Echoes of Argentina

In 2009 Tango was declared part of the world's cultural heritage by UNESCO

They say that music soothes the soul and transcends borders. For its part, tango crossed the Atlantic and took seed in the older, poorer districts of Buenos Aires. Initially shunned by the bourgeoisie in its country of origin, tango has stood the test of time to become not only popular but glamorous as well! With its wings pinned to the ambition of sordid slums, tango was born in the heart of Buenos Aires like the cry of a bird striving to touch the sky. What a strange fate for a love transmuted into pure cadence, making its way on hope alone.

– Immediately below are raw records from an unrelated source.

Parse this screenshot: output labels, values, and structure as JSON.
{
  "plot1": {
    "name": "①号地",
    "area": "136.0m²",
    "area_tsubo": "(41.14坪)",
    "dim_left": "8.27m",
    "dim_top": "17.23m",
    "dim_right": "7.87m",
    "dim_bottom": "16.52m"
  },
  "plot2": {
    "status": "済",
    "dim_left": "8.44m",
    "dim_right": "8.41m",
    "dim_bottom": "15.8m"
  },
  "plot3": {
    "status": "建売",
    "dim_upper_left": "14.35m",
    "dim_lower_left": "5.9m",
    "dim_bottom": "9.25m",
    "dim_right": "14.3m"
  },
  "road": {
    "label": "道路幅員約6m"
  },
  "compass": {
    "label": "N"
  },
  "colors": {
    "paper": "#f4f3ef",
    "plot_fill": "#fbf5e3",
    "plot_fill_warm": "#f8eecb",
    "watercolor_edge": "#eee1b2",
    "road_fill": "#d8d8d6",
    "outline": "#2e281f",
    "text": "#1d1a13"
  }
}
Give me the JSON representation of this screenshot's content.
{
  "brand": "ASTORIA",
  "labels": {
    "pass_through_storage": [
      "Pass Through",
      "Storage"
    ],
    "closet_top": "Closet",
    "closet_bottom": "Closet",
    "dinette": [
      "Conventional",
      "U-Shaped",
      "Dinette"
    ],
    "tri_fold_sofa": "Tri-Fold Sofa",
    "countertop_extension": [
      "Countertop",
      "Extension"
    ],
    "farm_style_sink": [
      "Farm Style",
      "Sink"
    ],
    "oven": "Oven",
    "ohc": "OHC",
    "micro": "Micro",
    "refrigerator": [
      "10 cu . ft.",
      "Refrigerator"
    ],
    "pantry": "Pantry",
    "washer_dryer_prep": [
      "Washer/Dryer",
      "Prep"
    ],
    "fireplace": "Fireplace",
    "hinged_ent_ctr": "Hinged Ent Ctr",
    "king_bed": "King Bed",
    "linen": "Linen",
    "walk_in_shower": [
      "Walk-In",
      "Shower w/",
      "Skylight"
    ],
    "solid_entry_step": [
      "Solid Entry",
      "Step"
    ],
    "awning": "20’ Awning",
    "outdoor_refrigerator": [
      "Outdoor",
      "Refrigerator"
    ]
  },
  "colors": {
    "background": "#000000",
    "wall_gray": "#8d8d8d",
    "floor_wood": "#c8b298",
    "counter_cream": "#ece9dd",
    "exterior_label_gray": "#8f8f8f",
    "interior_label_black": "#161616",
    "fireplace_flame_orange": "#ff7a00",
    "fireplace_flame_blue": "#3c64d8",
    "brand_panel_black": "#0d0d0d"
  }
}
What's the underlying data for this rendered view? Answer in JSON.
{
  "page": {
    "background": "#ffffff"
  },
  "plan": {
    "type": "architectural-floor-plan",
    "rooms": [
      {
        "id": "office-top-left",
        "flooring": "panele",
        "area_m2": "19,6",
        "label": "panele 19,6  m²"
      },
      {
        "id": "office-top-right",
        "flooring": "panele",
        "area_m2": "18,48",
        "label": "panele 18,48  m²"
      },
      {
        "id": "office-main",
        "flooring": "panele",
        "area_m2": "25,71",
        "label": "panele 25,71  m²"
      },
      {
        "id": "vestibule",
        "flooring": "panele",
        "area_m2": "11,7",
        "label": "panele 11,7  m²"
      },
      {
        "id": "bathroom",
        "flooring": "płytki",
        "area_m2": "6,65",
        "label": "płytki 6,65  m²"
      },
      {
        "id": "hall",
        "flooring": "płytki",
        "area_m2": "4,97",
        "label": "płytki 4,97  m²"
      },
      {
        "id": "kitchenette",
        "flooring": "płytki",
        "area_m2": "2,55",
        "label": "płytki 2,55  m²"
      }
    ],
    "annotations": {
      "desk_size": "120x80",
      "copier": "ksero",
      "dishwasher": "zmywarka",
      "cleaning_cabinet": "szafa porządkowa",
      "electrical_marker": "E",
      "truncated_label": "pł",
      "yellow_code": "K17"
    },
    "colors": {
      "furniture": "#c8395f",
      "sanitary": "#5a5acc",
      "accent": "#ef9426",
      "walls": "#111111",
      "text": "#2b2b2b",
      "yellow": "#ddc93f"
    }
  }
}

 Tango – a blend of rage, grief, faith and loneliness proud of its capacity to express love – has fulfilled its destiny by reaching out to us so we too can share in the suave fever of its glorious notes!


The Argentinian and Uruguayan tradition of the Tango, now familiar around the world, was developed by the urban lower classes in Buenos Aires and Montevideo in the Rio de la Plata basin. Among this mix of European immigrants to the region, descendents of African slaves and the natives of the region known as criollos, a wide range of customs, beliefs and rituals were merged and transformed into a distinctive cultural identity. As one of the most recognizable embodiments of that identity, the music, dance and poetry of tango both embodies and encourages diversity and cultural dialogue. It is practised in the traditional dance halls of Buenos Aires and Montevideo, spreading the spirit of its community across the globe even as it adapts to new environments and changing times. That community today includes musicians, professional and amateur dancers, choreographers, composers, songwriters, teachers of the art and the national living treasures who embody the culture of tango. Tango is also incorporated into celebrations of national heritage in Argentina and Uruguay, reflecting the widespread embrace of this popular urban music.